[First published in Coagula, January 2010]
When Wendy Welch was a grad student at Cal State LA in the eighties, she tore up an Ed-Moses-style abstract grid painting on paper she had made in front of studio mate Barbara Kerwin, throwing the pieces over her head. “Does the world really need another abstract painting?” This story could be a fable about the way painting’s playing out of its own demise has developed into throwaway theatre, the acrobatic humour of Welch’s gesture itself prophetic of her future work. Welch’s recent exhibition, Circuitous Routes: Excess/Abundance features six new works that expand upon the artist’s evolving commitment to drawing and installation, while at the same time using castaway matter in a manner that recalls painting.
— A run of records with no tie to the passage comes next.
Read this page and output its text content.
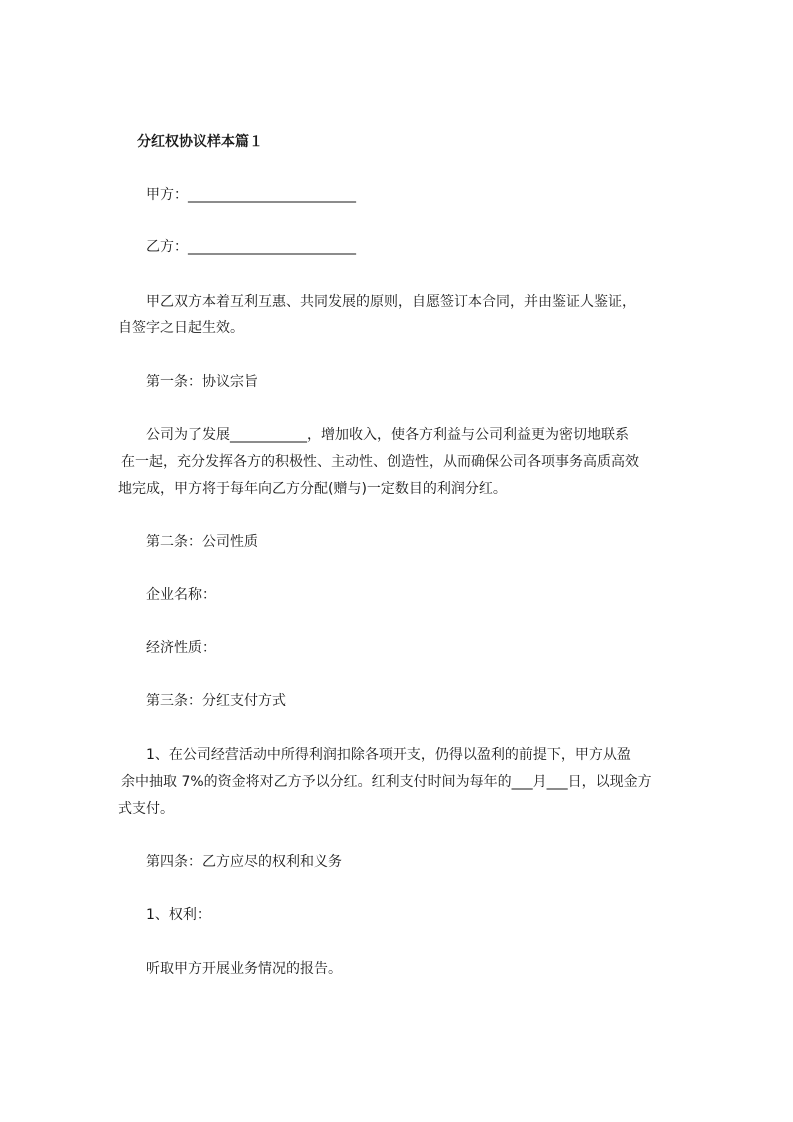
分红权协议样本篇１
甲方：________________________
乙方：________________________
甲乙双方本着互利互惠、共同发展的原则，自愿签订本合同，并由鉴证人鉴证，
自签字之日起生效。
第一条：协议宗旨
公司为了发展___________，增加收入，使各方利益与公司利益更为密切地联系
在一起，充分发挥各方的积极性、主动性、创造性，从而确保公司各项事务高质高效
地完成，甲方将于每年向乙方分配(赠与)一定数目的利润分红。
第二条：公司性质
企业名称：
经济性质：
第三条：分红支付方式
1、在公司经营活动中所得利润扣除各项开支，仍得以盈利的前提下，甲方从盈
余中抽取 7%的资金将对乙方予以分红。红利支付时间为每年的___月___日，以现金方
式支付。
第四条：乙方应尽的权利和义务
1、权利：
听取甲方开展业务情况的报告。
Welch’s pieces are assemblage via cutting and culling: doodles or scribbles are cropped and coloured, landscape photographs are snipped into spiralling double-binds, and domestic objects are sorted, braided and taped. The latter has led to a reading of Welch’s work as a critique of consumer culture. This understanding should be investigated more closely. Her objects are clean/bright rather than soured/stained, recalling the instantaneous waste of bulk-buy stores instead of the homely old artefacts of Rauschenberg or George Herms. In this, she comes closer to Jessica Stockholder, who has been known to rhapsodize over red plastic gas cans (“they embody colour, their colour goes all the way through”), while at the same time making their material’s innocuous gratuity seem like the elephant in the room. Like Stockholder, Welch is not interested in the abject glamour of everyday waste, but in its license to elicit sympathies located in the body’s wishes.
Welch has said, “A huge investigation for me is the ‘natural gesture’…I have a fascination for how people doodle, how these marks have an authenticity whether or not the person who makes them is an artist.” Welch is also the director of an independent art school, undertaking on a daily basis the weaving and weeding of gestures, the democratizing of riffs.
I am thinking of these points as I follow the curling shocks of a piece called Circulation (Administrative). Elegantly boxed in a taught network of call-and-response, they evoke an athleticism that classy art critics might relate to both Pollock and Poussin. I can’t restrain them in such linear spin-offs; tracing Welch’s cut and paste demands a willingness to think plural. The drawings were scrawled on envelopes in spare moments then pared carefully, along or against the mete line. Consider the editing room’s splice and jump, the piled-up days a store of gestures made one way then another, like martial arts manoeuvres or the finer points of table talk. Deployed, they uncoil into miraculous transformations of white wall into stolid or foolish commentary on space and pace.
Central to Welch’s show is Tumbleweed (Reconstructed), a massive tangle of recycled objects in primary hues: vinyl roses, plastic tubing, coloured tape wound around Christmas lights…a cultish collection for a forgetful flock. Looking at this work suspended centrally in the gallery is also looking through it to the surrounding walls, an act of reordering in itself. Its masses soften optically into a dangling diagram, the cluster of shrubbery choreographing a lover’s tryst in an Italian garden. Comedy and tragedy turn on symbiosis…the assemblages of paper, painting and photography on the surrounding walls are Tumbleweed’s metaphysical support-network, underwriting its fact as pattern and distraction. In another universe (across the room, over the shoulder) Tumbleweed becomes a ghost at the banquet, deepening our engagement with the threat of more object-hood, more knowledge, more history, more undoing.
In fact, Tumbleweed is ten years worth of Welch’s materials reconstituted for this event, and it risks unravelling the other works, relocating their logic in the unmanageable drag of waste-as-place. It is a credit to the integrity of Welch’s structural tact that this never happens. Instead, the piece is an organ grinder, a monster still-life in which colours surrendering their objects and objects enacting fantasies of spoiled credulity are disciplined by a composure that becomes both order and offering. Its apocalyptic narrative, reorganizing desire in the face of truth-or-consequences, gives way to a freedom from fault, a paradise of perfect placement.